In my mind the answer to this question is simple, but not necessarily easy. The simple answer is to take up your cross, as all Christians have been directed to do, and deny yourself. Simple, but not necessarily easy.
But, denying ourselves should become a normal, very normal, activity. "Self" has come to mean to me, any voice or impulsion I hear in my head or heart, that makes me think of my being as a separate self. It's this sense of life that makes us do and feel all the bad things we do and feel – fear, hatred, greed, loathing, shyness, lust… the list goes on and on.
So, to deny yourself doesn’t mean to keep yourself from doing things you love, or from having good, it just means denying the inclination to think of your being as a separate self – apart from the Whole.
The feeling of being unconnected with God is an outcome of indulging the materialistic inclination to conceive of ourselves as separate, distinct beings, existing somehow apart from the Whole, or God. So, Jesus counsel to us to "deny" ourselves, does not mean what we are often led to believe it means. It is simply to deny in our hearts this inclination that we have to believe that we are meaningless, separate things, wandering around a Loveless universe.
A big part of the problem here is believing that how we "feel" is what tells us who we are. For example, if I feel separate from God, then I am separate from God. However, my experience with feeling and prayer is that I don't have to live with a feeling that is not progressive. We get so used to thinking that our feelings are us, that we begin to find it impossible to defy them. We believe that they rule us. This is a basic problem and to reverse it we have to go to the root of it. Our passing, human feelings are not us.
Denying our "selves", though at first blush seems to be a very uncomfortable activity, and maybe very hard, in fact, yields a much more consistent sense of happiness, security, and meaning. To me it is taking the blockage off of the naturally flowing spring of good ideas, happiness, and inspiration that is flowing right out of the middle of each one of us. We can't just deny self and stop there. We have to reach out to goodness, to God, to the Whole.
Today as I was working to deny myself with regards to an interpersonal thing that has been hurting me I remembered this story:
A donkey fell to the bottom of a deep pit a man was digging for a well. When the man saw that this had happened he was very sorry and sad because he saw no way to get the donkey out. The hole was too deep and the donkey too heavy. He could think of nothing to do but fill in the hole and start over. The unfortunate donkey would die.
But, as the man began to throw shovel-full after shovel-full of dirt down the well he soon had a smile on his face. He watched as the dirt fell down the hole and landed on the donkey's back.
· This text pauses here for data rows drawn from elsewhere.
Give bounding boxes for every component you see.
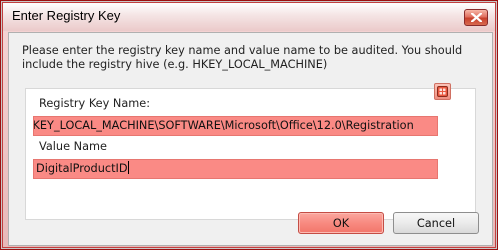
registry-key-input[interactable]: HKEY_LOCAL_MACHINE\SOFTWARE\Microsoft\Of… — [33, 116, 438, 136]
registry-key-dialog: Enter Registry Key Please enter the regi… — [0, 0, 498, 250]
value-name-text: DigitalProductID — [36, 162, 128, 175]
title-bar[interactable]: Enter Registry Key — [3, 3, 495, 31]
value-name-input[interactable]: DigitalProductID — [33, 159, 438, 179]
registry-fields-panel: Registry Key Name: HKEY_LOCAL_MACHINE\SO… — [25, 88, 476, 220]
window-frame: Enter Registry Key Please enter the regi… — [2, 2, 496, 248]
dialog-body: Please enter the registry key name and v… — [8, 32, 493, 246]
instructions-text: Please enter the registry key name and v… — [22, 44, 463, 71]
window-title: Enter Registry Key — [12, 8, 121, 23]
close-button[interactable] — [464, 9, 488, 26]
close-icon — [470, 13, 482, 22]
ok-button[interactable]: OK — [298, 212, 384, 234]
cancel-button[interactable]: Cancel — [393, 212, 479, 234]
text-caret — [127, 161, 129, 174]
value-name-label: Value Name — [39, 140, 107, 153]
browse-registry-button[interactable] — [434, 83, 451, 100]
registry-key-label: Registry Key Name: — [39, 97, 151, 110]
browse-icon — [437, 86, 448, 97]
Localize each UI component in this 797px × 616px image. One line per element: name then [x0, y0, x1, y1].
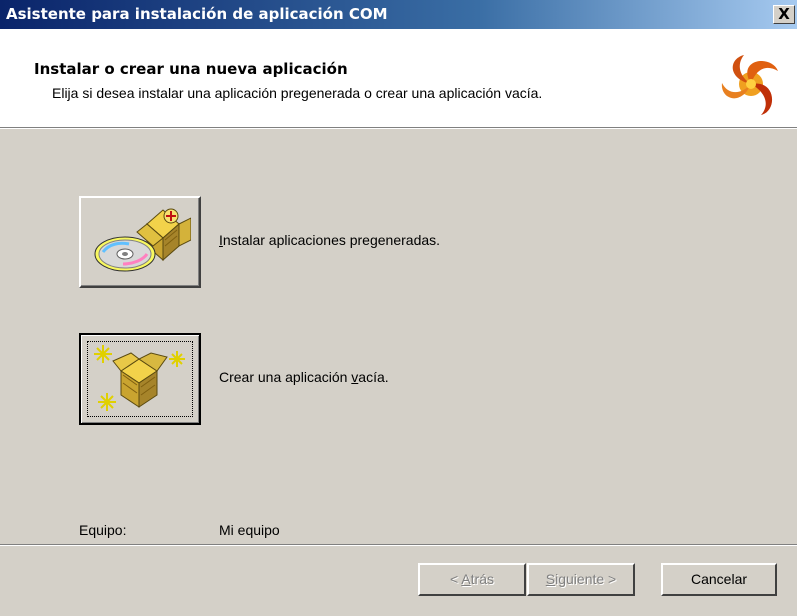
create-empty-label[interactable]: Crear una aplicación vacía.: [219, 369, 389, 385]
install-prebuilt-button[interactable]: [79, 196, 201, 288]
label-part: trás: [470, 571, 494, 587]
page-subtitle: Elija si desea instalar una aplicación p…: [52, 85, 543, 101]
accelerator-key: A: [461, 571, 471, 587]
close-button[interactable]: X: [773, 5, 795, 24]
com-wizard-swirl-icon: [721, 55, 778, 115]
accelerator-key: S: [545, 571, 556, 587]
label-part: iguiente >: [555, 571, 617, 587]
next-button[interactable]: Siguiente >: [527, 563, 635, 596]
computer-value: Mi equipo: [219, 522, 280, 538]
computer-label: Equipo:: [79, 522, 127, 538]
new-package-sparkle-icon: [94, 345, 185, 411]
wizard-dialog: Asistente para instalación de aplicación…: [0, 0, 797, 616]
label-part: <: [450, 571, 462, 587]
back-button[interactable]: < Atrás: [418, 563, 526, 596]
label-part: acía.: [358, 369, 389, 385]
label-part: nstalar aplicaciones pregeneradas.: [222, 232, 441, 248]
create-empty-button[interactable]: [79, 333, 201, 425]
cd-package-icon: [94, 208, 191, 272]
title-bar[interactable]: Asistente para instalación de aplicación…: [0, 0, 797, 29]
label-part: Crear una aplicación: [219, 369, 352, 385]
page-title: Instalar o crear una nueva aplicación: [34, 60, 348, 78]
window-title: Asistente para instalación de aplicación…: [6, 5, 388, 23]
header-separator: [0, 127, 797, 129]
install-prebuilt-label[interactable]: Instalar aplicaciones pregeneradas.: [219, 232, 440, 248]
wizard-header: Instalar o crear una nueva aplicación El…: [0, 29, 797, 127]
cancel-button[interactable]: Cancelar: [661, 563, 777, 596]
footer-separator: [0, 544, 797, 546]
close-icon: X: [778, 5, 790, 23]
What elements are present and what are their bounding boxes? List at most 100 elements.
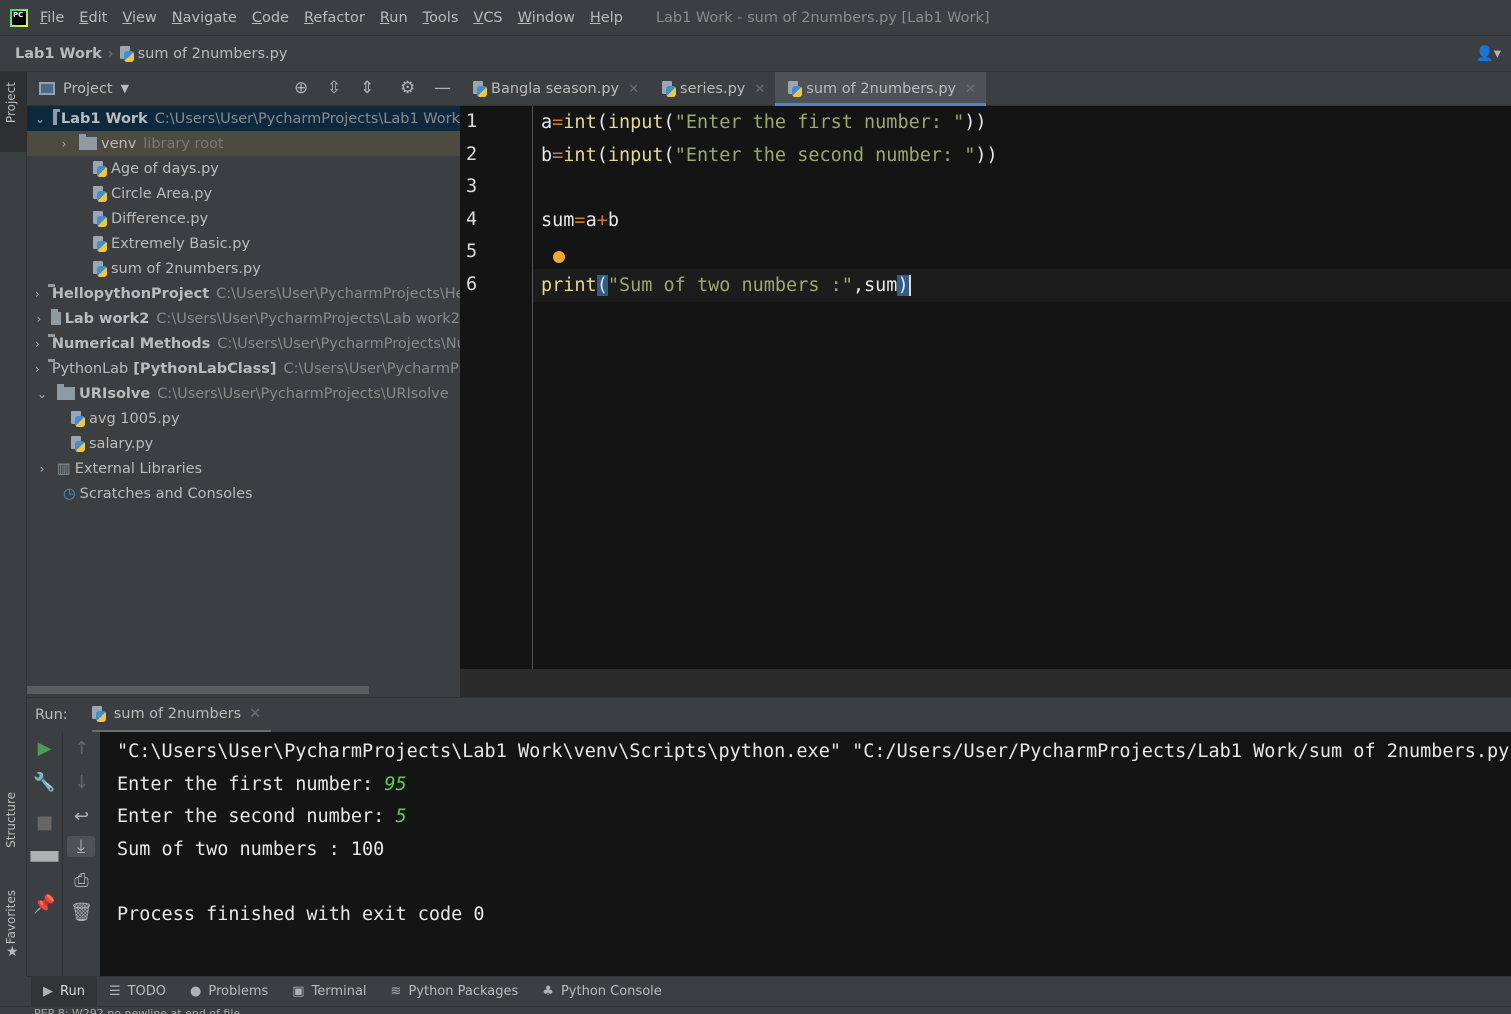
close-icon[interactable]: ✕: [965, 82, 976, 97]
chevron-down-icon[interactable]: ▼: [121, 82, 129, 95]
left-tool-stripe: Project Structure Favorites ★: [0, 72, 27, 976]
chevron-right-icon[interactable]: ›: [57, 137, 71, 151]
tree-item[interactable]: › HellopythonProject C:\Users\User\Pycharm…: [27, 281, 460, 306]
tree-item[interactable]: › Lab work2 C:\Users\User\PycharmProjects\…: [27, 306, 460, 331]
menu-code[interactable]: Code: [252, 10, 289, 26]
line-number-gutter: 1 2 3 4 5 6: [460, 106, 533, 669]
tree-item[interactable]: › PythonLab [PythonLabClass] C:\Users\User\…: [27, 356, 460, 381]
pin-icon[interactable]: 📌: [27, 894, 62, 915]
navigation-bar: Lab1 Work › sum of 2numbers.py 👤▾: [0, 36, 1511, 72]
menu-help[interactable]: Help: [590, 10, 623, 26]
chevron-right-icon[interactable]: ›: [35, 462, 49, 476]
code-line-2: b=int(input("Enter the second number: ")…: [541, 145, 998, 166]
print-icon[interactable]: ⎙: [63, 870, 100, 891]
locate-icon[interactable]: ⊕: [294, 78, 308, 98]
chevron-right-icon[interactable]: ›: [35, 362, 40, 376]
tree-item[interactable]: salary.py: [27, 431, 460, 456]
arrow-up-icon[interactable]: ↑: [63, 738, 100, 759]
tab-label: Bangla season.py: [491, 81, 620, 97]
tool-window-problems[interactable]: ● Problems: [178, 977, 280, 1007]
tool-window-python-console[interactable]: ♣ Python Console: [530, 977, 673, 1007]
rerun-icon[interactable]: ▶: [27, 738, 62, 759]
tree-item[interactable]: ⌄ Lab1 Work C:\Users\User\PycharmProjects\…: [27, 106, 460, 131]
project-horizontal-scrollbar[interactable]: [27, 686, 369, 694]
menu-file[interactable]: File: [40, 10, 64, 26]
layout-icon[interactable]: ▀▀: [27, 852, 62, 873]
tree-item[interactable]: Age of days.py: [27, 156, 460, 181]
editor-tab[interactable]: sum of 2numbers.py ✕: [775, 72, 987, 106]
menu-vcs[interactable]: VCS: [473, 10, 502, 26]
tool-window-python-packages[interactable]: ≋ Python Packages: [379, 977, 531, 1007]
scratches-icon: ◷: [63, 485, 76, 502]
tree-item-path: C:\Users\User\PycharmProjects\Lab1 Work: [154, 110, 460, 127]
run-console[interactable]: "C:\Users\User\PycharmProjects\Lab1 Work…: [100, 732, 1511, 976]
chevron-down-icon[interactable]: ⌄: [35, 387, 49, 401]
tree-item[interactable]: › venv library root: [27, 131, 460, 156]
scroll-to-end-icon[interactable]: ⤓: [67, 836, 95, 857]
code-editor[interactable]: 1 2 3 4 5 6 a=int(input("Enter the first numb…: [460, 106, 1511, 669]
collapse-all-icon[interactable]: ⇕: [360, 78, 374, 98]
folder-icon: [57, 384, 75, 400]
tree-item[interactable]: Extremely Basic.py: [27, 231, 460, 256]
lightbulb-icon[interactable]: [553, 251, 565, 263]
tab-label: sum of 2numbers.py: [806, 81, 957, 97]
menu-navigate[interactable]: Navigate: [172, 10, 237, 26]
menu-refactor[interactable]: Refactor: [304, 10, 365, 26]
tool-window-run[interactable]: ▶ Run: [31, 976, 97, 1007]
tree-item[interactable]: avg 1005.py: [27, 406, 460, 431]
chevron-right-icon[interactable]: ›: [35, 337, 40, 351]
breadcrumb-file[interactable]: sum of 2numbers.py: [138, 46, 288, 62]
trash-icon[interactable]: 🗑: [63, 902, 100, 923]
python-icon: [91, 705, 106, 722]
chevron-down-icon[interactable]: ⌄: [35, 112, 45, 126]
breadcrumb-separator-icon: ›: [107, 45, 114, 62]
close-icon[interactable]: ✕: [628, 82, 639, 97]
line-number: 6: [466, 273, 478, 295]
tree-item[interactable]: Difference.py: [27, 206, 460, 231]
editor-tab[interactable]: Bangla season.py ✕: [460, 72, 649, 106]
menu-run[interactable]: Run: [380, 10, 408, 26]
chevron-right-icon[interactable]: ›: [35, 312, 43, 326]
python-file-icon: [93, 160, 107, 177]
layers-icon: ≋: [390, 984, 402, 999]
project-tool-button[interactable]: Project: [4, 82, 18, 123]
arrow-down-icon[interactable]: ↓: [63, 772, 100, 793]
tool-label: Run: [60, 984, 85, 999]
menu-edit[interactable]: Edit: [79, 10, 107, 26]
soft-wrap-icon[interactable]: ↩: [63, 806, 100, 827]
tree-item[interactable]: ⌄ URIsolve C:\Users\User\PycharmProjects\U…: [27, 381, 460, 406]
tool-window-todo[interactable]: ☰ TODO: [97, 977, 178, 1007]
hide-icon[interactable]: —: [434, 78, 451, 98]
run-toolbar-primary: ▶ 🔧 ■ ▀▀ 📌: [27, 732, 63, 976]
user-account-icon[interactable]: 👤▾: [1476, 45, 1501, 62]
chevron-right-icon[interactable]: ›: [35, 287, 40, 301]
project-view-dropdown[interactable]: Project: [63, 81, 113, 97]
editor-tabs: Bangla season.py ✕ series.py ✕ sum of 2numbe…: [460, 72, 1511, 106]
favorites-tool-button[interactable]: Favorites: [4, 890, 18, 944]
tree-item[interactable]: ◷ Scratches and Consoles: [27, 481, 460, 506]
menu-view[interactable]: View: [122, 10, 156, 26]
tree-item-name: Lab1 Work: [60, 110, 148, 127]
editor-tab[interactable]: series.py ✕: [649, 72, 775, 106]
list-icon: ☰: [108, 984, 121, 999]
tree-item[interactable]: › ▥ External Libraries: [27, 456, 460, 481]
tree-item[interactable]: Circle Area.py: [27, 181, 460, 206]
breadcrumb-project[interactable]: Lab1 Work: [15, 46, 102, 62]
close-icon[interactable]: ✕: [249, 706, 261, 722]
python-file-icon: [662, 81, 677, 97]
expand-all-icon[interactable]: ⇳: [327, 78, 341, 98]
tree-item-name: Numerical Methods: [51, 335, 211, 352]
tree-item[interactable]: › Numerical Methods C:\Users\User\PycharmP…: [27, 331, 460, 356]
run-tab[interactable]: sum of 2numbers ✕: [91, 698, 272, 733]
pycharm-logo: PC: [10, 8, 28, 27]
tool-window-terminal[interactable]: ▣ Terminal: [280, 977, 378, 1007]
menu-window[interactable]: Window: [518, 10, 575, 26]
stop-icon[interactable]: ■: [27, 812, 62, 833]
wrench-icon[interactable]: 🔧: [27, 772, 62, 793]
python-file-icon: [71, 410, 85, 427]
menu-tools[interactable]: Tools: [423, 10, 459, 26]
close-icon[interactable]: ✕: [754, 82, 765, 97]
gear-icon[interactable]: ⚙: [400, 78, 415, 98]
structure-tool-button[interactable]: Structure: [4, 792, 18, 848]
tree-item[interactable]: sum of 2numbers.py: [27, 256, 460, 281]
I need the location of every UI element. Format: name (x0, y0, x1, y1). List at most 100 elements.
Each time this happened, the donkey shook the dirt off his back and it feel to the ground beneath him. With each and every shovel-full of dirt that was hurled down the hole, the donkey shook it off, and little by little the hole began to fill in under him. After much labor by the man, and much patient dirt-shaking by the donkey, the hole became so shallow that the donkey climbed up and out of it.
So it is with us. The world, our feelings, our swirling thoughts of fear and spite and dislike all throw dirt down on us, and we feel as though we were at the bottom of a dark pit, and that our fate has been decided for us. But, it is not so. Each and every time we shake off the dirt, again and again – each time we throw off those feelings and instead reach out to God, goodness, unselfishness, we are transformed, and we are naturally lifted out of the hole.
As we do this, the whole assumption of self, which seems so normal to us, is little by little washed away. We are less easily hurt. We have more buoyancy. We are less easily convinced that we could be separate from God, good.